Saturday, June 28, 2008

Selecting the Emacs Spell Checker Default Dictionary

While writing the upcoming blog post I noticed that Emacs tells me its using the British dictionary while spell checking my text (via M-x ispell-buffer, or in flyspell-mode). I have no idea how it got to be like that, but I'm more comfortable with American spelling.

In any case, after verifying that I had the iamerican package installed (the American dictionary for ispell) I ran
dpkg-reconfigure dictionaries-common
selected the American English dictionary, and then restarted Emacs. Dandy.

Tuesday, June 17, 2008

UnDBX: Extract E-Mail Messages from Outlook Express DBX files

If you can't beat them, join them.

Here's my tiny, hopefully half decent, contribution to the FOSS universe: UnDBX, a command-line utility that I've developed to extract e-mail messages from Outlook Express DBX files.

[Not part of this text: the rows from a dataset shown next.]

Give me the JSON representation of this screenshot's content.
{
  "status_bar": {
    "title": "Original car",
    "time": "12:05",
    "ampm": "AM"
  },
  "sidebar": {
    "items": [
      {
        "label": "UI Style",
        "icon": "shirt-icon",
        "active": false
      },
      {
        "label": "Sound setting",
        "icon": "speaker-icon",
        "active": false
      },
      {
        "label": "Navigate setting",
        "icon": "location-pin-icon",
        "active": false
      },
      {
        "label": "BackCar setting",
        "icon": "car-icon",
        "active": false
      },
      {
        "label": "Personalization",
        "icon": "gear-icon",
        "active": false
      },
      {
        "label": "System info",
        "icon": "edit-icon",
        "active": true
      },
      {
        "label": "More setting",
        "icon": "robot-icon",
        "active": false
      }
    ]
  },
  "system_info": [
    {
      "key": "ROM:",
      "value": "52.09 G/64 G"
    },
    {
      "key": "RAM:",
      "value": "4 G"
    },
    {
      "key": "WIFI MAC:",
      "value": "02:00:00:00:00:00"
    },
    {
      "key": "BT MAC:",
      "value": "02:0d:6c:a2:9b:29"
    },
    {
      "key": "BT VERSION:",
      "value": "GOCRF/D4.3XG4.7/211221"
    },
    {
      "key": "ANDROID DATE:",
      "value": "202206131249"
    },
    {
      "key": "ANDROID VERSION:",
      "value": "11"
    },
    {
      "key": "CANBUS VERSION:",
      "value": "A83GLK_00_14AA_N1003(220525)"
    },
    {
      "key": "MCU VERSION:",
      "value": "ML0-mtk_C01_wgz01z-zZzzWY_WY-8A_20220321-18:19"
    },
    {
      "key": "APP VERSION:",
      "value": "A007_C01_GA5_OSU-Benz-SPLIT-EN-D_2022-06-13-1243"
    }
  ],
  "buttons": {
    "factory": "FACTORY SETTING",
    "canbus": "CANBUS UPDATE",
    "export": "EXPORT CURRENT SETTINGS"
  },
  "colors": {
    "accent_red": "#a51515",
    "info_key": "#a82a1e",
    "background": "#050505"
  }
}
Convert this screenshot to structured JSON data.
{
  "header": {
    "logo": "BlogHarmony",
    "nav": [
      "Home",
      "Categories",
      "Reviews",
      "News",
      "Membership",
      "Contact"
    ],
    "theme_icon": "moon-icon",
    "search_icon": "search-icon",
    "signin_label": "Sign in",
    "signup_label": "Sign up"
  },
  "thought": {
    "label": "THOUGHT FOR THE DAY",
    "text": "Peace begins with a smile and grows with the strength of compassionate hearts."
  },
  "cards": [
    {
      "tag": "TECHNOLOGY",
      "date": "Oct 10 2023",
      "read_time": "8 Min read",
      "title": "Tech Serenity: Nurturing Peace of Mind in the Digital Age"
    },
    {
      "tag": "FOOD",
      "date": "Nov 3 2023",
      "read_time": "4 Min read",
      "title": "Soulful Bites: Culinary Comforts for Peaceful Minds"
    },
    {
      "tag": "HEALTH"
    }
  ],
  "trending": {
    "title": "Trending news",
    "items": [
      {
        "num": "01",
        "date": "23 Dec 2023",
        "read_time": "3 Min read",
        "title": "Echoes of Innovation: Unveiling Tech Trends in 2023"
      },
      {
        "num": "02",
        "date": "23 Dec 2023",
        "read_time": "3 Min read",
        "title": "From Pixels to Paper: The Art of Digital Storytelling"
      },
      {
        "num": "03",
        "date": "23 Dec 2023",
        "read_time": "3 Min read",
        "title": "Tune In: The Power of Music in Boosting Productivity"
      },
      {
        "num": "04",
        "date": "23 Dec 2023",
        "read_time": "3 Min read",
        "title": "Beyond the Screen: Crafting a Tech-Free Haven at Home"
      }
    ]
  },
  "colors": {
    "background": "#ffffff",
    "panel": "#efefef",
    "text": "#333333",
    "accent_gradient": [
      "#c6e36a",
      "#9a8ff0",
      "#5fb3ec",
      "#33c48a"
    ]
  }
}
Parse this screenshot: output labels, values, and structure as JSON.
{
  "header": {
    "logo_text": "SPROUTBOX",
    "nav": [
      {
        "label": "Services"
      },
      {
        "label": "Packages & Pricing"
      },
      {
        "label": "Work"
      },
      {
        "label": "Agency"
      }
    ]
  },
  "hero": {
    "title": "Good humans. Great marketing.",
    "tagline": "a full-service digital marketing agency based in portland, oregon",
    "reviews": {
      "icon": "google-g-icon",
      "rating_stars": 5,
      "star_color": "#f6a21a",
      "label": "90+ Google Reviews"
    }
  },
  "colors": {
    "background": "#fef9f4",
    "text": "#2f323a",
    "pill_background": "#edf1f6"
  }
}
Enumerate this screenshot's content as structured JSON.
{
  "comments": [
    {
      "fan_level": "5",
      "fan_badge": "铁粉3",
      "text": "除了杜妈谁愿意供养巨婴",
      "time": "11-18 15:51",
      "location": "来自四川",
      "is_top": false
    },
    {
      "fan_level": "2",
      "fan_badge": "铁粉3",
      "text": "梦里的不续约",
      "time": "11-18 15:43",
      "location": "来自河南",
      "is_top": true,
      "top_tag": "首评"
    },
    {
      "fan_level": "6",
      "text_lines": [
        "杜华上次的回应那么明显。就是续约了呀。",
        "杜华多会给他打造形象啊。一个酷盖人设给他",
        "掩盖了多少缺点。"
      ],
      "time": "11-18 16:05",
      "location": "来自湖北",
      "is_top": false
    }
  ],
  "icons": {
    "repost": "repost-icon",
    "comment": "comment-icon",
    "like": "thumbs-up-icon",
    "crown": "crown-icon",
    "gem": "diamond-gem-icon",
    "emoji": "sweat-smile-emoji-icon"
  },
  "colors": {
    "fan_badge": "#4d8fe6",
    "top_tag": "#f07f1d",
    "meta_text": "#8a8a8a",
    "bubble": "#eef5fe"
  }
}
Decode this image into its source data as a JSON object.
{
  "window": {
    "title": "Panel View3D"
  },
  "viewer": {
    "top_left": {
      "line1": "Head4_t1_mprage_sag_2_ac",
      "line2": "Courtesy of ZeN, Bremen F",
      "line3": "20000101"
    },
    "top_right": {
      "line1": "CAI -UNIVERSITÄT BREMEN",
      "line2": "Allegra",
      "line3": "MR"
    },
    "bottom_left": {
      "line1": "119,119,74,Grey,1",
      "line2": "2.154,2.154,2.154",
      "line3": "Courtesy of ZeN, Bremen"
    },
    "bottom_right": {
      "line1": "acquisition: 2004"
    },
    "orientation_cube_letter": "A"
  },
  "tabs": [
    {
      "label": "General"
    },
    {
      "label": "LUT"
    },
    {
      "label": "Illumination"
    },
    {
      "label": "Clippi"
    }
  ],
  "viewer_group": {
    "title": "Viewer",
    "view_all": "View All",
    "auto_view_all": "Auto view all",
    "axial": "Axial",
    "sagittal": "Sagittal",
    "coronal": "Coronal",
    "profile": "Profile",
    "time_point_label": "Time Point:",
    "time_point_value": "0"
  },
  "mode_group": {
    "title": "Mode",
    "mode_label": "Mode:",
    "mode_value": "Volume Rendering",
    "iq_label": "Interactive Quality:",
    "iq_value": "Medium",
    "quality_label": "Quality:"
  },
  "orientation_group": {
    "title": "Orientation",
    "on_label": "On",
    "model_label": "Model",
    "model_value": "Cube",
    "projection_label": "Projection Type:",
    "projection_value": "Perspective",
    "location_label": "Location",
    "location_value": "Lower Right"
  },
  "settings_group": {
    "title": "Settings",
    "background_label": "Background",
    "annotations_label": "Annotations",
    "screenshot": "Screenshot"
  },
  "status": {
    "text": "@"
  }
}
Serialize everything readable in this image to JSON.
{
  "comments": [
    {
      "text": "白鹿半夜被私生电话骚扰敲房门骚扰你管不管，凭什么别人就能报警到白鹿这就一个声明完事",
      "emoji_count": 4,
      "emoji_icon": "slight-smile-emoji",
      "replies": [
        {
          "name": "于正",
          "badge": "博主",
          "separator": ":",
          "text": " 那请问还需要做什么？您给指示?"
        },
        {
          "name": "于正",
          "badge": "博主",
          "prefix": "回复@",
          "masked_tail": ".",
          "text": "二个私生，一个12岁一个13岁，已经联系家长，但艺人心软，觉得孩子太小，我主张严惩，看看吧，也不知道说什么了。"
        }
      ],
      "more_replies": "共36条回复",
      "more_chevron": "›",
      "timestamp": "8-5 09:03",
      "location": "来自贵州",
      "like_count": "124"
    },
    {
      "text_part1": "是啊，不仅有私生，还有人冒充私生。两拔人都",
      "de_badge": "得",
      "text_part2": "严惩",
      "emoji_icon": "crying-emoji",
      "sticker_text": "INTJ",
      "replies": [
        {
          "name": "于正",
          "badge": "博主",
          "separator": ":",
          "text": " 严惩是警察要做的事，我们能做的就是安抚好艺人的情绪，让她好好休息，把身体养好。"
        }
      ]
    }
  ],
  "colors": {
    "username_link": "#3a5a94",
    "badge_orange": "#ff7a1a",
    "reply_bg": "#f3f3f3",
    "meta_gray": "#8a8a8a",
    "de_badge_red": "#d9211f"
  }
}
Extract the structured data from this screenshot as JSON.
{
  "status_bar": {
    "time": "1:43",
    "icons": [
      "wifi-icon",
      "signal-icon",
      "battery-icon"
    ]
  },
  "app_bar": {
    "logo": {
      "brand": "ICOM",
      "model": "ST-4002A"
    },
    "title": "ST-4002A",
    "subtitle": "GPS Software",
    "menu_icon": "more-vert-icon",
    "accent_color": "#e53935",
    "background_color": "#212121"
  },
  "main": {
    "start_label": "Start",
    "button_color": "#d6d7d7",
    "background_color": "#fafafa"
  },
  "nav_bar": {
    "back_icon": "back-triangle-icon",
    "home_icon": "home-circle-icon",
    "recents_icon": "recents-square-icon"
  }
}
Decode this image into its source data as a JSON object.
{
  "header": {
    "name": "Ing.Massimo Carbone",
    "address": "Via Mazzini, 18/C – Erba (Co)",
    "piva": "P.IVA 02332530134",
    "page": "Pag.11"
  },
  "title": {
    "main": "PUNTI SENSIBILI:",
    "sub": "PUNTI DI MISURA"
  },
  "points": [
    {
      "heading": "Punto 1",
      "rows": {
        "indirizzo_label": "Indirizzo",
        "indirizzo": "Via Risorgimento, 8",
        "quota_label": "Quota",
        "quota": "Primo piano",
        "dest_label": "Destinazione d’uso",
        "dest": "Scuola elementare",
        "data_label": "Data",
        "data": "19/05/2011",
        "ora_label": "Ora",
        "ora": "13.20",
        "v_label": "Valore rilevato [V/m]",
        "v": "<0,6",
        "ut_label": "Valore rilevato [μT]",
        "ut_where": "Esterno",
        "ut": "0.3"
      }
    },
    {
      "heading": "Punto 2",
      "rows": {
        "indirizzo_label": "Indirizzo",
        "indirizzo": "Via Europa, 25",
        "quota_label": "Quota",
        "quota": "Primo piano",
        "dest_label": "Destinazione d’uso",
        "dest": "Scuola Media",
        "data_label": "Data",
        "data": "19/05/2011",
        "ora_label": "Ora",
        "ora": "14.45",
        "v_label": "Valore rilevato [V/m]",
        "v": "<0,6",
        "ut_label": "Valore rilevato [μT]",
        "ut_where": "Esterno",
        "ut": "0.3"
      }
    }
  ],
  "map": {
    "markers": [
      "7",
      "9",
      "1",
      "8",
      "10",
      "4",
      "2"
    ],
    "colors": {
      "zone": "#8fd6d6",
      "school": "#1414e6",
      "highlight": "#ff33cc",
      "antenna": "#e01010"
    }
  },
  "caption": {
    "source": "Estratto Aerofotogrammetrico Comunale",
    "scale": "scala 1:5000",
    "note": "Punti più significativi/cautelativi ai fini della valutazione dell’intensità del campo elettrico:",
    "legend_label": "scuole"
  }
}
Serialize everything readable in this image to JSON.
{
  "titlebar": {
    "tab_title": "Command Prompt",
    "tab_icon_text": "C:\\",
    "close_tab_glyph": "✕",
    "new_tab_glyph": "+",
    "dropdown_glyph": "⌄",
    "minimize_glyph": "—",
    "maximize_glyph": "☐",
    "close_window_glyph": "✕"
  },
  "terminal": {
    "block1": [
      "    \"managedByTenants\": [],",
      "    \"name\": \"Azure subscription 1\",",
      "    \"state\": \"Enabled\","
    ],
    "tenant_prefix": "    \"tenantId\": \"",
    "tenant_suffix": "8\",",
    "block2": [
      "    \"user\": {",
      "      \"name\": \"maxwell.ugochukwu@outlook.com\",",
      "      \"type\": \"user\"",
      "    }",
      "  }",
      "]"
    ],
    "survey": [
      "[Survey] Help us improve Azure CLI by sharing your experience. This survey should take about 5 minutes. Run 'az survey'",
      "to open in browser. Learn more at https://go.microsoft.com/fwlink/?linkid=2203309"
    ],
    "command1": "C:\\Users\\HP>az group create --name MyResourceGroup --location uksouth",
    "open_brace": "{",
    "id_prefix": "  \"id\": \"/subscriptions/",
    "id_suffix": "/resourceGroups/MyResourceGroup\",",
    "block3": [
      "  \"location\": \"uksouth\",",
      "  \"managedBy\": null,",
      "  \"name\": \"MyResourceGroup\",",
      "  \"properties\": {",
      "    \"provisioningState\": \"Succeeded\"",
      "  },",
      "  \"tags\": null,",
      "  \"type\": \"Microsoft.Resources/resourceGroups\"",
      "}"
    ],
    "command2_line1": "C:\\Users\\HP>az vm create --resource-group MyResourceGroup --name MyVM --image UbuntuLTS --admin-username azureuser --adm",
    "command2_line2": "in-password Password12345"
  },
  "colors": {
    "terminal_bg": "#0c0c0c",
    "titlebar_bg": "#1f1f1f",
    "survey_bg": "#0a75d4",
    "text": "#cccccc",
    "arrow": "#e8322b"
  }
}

There are many such utilities around, so why write another one? because I had to.

As I described on this blog some time ago, I used to backup my wife's mailboxes with a combination of DbxConv and rsync, launched from a VB script run by the Bacula file daemon (phew!). This allowed me to backup a few megabytes of data a day (i.e. just the new messages), instead of several gigabytes (i.e. a bunch of very large monolithic DBX files). The objective was to save precious disk space on my backup device (an external USB hard disk). The price was a complicated backup scheme, wasted disk space on my wife's PC, and long backup jobs (more than 3 hours every night!).

This backup scheme failed mysteriously several times. Debugging it is a real pain, simply because it takes so much time to complete a backup job. I finally decided, almost three months ago to stop using it, and directly backup the gigantic DBX files, until I can come up a with a better solution.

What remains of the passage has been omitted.